Pakistan News

Former Pakistan cricketer Ramiz Raja lashes out at Grant Flower

Cricketer-turned -commentator Ramiz Raja has slammed the former Pakistan batting coach Grant Flower for his criticism of the security situation in Pakistan.

Flower, recently in an interview with ESPNCricinfo, had said that the “lack of freedom and security aspect” was the most frustrating thing of living in Pakistan during his five-year tenure as the Men in Green’s batting coach.

‘Will miss the friendly people, but not the backstabbing ex-players’ – Grant Flower. Photo: Peter Della Penna

While reflecting on his tenure as the batting coach, Flower slammed the politics within the backdoors of Pakistan Cricket Board (PCB) and local media.

“Some of the backstabbing by ex-players and a lot of the politics that happens within the TV channels, the journalists and some of the politics in the PCB itself; I won’t miss those, certainly,” Flower was quoted as saying.

The former Zimbabwe cricketer was also concerned with opener Fakhar Zaman’s future and said that the left-hand batsman needs to sort out his technique to get among the runs again.

Whereas, the 48-year-old was full of praise for the top-order batsman Babar Azam and described him as the best Pakistan batsman he had ever coached.

While answering a question regarding his own future, Flower said that he will continue to work on his skills and will be looking for some new coaching assignments.

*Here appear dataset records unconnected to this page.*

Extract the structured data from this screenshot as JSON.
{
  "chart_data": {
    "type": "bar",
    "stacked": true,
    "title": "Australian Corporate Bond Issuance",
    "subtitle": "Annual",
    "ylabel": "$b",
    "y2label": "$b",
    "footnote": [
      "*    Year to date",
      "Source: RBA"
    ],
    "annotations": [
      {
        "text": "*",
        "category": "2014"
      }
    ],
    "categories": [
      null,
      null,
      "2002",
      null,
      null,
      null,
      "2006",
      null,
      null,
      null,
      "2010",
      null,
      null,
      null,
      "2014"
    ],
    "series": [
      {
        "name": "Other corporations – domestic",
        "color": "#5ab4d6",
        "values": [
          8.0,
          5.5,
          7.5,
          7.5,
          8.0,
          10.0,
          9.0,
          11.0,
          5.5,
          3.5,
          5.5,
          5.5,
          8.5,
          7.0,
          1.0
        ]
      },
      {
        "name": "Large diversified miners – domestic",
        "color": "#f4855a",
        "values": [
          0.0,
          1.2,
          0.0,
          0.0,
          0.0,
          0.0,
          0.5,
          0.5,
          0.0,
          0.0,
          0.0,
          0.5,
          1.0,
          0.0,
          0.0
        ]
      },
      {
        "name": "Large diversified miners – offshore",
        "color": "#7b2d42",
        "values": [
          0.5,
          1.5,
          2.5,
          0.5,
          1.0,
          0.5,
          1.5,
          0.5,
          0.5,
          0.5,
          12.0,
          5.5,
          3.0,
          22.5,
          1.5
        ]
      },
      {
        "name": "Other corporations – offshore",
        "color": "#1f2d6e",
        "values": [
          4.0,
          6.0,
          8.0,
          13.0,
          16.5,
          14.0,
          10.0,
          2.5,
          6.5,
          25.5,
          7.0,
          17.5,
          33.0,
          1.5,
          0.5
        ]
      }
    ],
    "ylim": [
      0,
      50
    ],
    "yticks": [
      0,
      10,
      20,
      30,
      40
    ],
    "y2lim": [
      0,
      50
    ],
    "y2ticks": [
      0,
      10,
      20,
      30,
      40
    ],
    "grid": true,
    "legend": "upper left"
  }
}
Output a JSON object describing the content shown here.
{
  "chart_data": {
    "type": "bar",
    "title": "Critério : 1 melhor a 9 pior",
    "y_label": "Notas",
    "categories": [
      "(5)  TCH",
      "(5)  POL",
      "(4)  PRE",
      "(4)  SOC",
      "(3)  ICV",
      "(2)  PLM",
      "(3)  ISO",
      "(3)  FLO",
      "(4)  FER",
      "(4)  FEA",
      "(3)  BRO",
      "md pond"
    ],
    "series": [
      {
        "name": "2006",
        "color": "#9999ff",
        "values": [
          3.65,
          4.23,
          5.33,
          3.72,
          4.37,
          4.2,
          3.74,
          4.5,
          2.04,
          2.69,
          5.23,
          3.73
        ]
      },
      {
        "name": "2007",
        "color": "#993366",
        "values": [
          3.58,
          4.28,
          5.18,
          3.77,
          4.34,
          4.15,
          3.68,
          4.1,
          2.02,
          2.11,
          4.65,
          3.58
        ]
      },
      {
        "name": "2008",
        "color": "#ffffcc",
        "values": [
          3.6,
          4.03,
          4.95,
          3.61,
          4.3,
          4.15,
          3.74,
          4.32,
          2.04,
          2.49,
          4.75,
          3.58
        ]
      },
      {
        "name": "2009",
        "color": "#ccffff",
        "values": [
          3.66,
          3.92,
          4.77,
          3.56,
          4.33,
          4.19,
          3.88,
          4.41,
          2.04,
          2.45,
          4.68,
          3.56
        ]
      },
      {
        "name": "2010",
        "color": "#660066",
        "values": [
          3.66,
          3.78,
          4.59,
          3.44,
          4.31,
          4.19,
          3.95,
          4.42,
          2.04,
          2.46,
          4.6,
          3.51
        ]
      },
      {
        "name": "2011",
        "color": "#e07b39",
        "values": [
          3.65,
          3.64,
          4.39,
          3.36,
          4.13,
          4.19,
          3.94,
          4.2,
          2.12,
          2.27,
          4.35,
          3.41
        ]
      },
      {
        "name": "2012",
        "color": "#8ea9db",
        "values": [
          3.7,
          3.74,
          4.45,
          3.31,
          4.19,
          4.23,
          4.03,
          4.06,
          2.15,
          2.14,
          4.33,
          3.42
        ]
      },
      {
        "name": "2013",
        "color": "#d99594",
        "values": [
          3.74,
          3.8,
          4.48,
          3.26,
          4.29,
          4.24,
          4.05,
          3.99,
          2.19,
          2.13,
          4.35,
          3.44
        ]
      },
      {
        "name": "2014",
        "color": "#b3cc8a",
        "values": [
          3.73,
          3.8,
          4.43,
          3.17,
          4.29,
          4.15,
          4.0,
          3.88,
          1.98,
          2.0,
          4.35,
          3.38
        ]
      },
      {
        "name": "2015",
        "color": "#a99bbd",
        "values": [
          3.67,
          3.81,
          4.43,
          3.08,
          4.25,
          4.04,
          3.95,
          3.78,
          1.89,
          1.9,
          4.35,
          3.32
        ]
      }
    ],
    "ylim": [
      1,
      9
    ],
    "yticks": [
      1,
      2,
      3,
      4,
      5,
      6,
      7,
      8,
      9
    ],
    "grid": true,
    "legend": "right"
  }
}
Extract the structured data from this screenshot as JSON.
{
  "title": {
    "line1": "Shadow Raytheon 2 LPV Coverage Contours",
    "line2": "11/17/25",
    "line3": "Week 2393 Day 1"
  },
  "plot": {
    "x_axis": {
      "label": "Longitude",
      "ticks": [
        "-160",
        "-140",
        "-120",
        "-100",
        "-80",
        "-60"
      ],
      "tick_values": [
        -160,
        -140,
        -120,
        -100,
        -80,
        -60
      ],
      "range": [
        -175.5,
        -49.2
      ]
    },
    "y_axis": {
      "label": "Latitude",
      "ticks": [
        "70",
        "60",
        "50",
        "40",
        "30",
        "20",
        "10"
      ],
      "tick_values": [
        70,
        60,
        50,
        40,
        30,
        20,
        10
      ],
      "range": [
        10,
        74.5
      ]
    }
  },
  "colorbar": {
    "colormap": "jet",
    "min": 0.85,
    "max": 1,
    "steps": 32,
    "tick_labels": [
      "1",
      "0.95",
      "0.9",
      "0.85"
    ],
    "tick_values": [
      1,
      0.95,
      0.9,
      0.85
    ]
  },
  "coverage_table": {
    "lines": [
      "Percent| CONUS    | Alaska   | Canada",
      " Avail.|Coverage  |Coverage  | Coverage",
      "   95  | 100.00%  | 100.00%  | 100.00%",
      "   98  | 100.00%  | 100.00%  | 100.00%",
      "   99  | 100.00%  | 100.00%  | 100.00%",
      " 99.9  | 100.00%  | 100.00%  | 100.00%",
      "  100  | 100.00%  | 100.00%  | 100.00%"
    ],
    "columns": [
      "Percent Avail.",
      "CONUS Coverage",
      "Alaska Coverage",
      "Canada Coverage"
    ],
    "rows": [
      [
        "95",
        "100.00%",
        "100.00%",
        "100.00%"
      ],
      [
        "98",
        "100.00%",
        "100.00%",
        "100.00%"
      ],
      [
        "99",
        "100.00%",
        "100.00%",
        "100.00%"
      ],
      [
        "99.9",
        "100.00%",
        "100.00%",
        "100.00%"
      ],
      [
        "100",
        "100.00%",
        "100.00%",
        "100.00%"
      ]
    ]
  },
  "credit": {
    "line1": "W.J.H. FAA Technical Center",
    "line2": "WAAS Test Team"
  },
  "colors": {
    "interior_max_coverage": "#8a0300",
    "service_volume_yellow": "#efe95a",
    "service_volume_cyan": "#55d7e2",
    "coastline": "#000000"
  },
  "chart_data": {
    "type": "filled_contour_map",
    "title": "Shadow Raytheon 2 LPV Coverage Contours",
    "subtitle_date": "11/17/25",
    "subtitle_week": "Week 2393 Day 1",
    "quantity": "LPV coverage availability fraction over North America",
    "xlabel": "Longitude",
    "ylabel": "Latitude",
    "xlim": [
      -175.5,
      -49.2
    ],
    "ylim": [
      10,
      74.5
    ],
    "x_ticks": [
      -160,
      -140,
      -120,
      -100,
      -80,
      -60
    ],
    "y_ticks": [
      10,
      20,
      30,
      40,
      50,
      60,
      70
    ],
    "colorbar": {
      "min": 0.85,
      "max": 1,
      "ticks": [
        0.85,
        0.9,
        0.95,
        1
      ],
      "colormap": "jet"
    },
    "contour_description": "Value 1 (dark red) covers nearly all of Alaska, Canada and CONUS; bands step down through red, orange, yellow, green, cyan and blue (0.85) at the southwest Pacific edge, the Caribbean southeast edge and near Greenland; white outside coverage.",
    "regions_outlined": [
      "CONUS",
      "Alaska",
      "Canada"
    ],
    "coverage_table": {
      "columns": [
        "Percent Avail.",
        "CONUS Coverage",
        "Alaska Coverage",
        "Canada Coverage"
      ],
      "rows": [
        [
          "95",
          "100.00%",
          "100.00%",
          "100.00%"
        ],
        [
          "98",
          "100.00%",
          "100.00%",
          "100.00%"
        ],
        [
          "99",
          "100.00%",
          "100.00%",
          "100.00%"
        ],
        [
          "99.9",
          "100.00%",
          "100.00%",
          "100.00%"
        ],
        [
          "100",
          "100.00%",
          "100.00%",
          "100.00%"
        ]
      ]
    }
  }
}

Flower joined the Pakistan team as batting coach in 2014. His five-year tenure finally came to an end when the PCB decided against renewing his contract after the Men in Green failed to qualify for the 2019 International Cricket Council (ICC) World Cup semi-finals.

While speaking in a Youtube video, Raja was disappointed with Flower’s statement and claimed that he was looked after well by the Pakistan Cricket Board (PCB).

“I felt really bad when Grant said that security was a concern in Pakistan,” said Raja.

“I had seen him regularly roaming around the liberty market, visiting various restaurants and jogging outside on the streets. The PCB provided him excellent security as well as five-star accommodation in the National Cricket Academy (NCA) Lahore.”

The 57-year-old also feels that the PCB was supportive of his services despite no drastic improvement in Pakistan batting.

“The PCB experimented with him for 5 years, yet there are no Pakistani batsmen in the ICC rankings for top ten batsmen,” he said.

Former Pakistan cricketer believes that coaches should be more graceful in their exit when their contracts expire.

“I have noticed a trend around the world that when coaches leave their job, they start criticising their previous boards,” he said.

“I think a person should show more grace and not badmouth their previous employers. I was part of the PCB as Chief Executive Officer (CEO), yet when I left my job, I didn’t criticise the organisation.”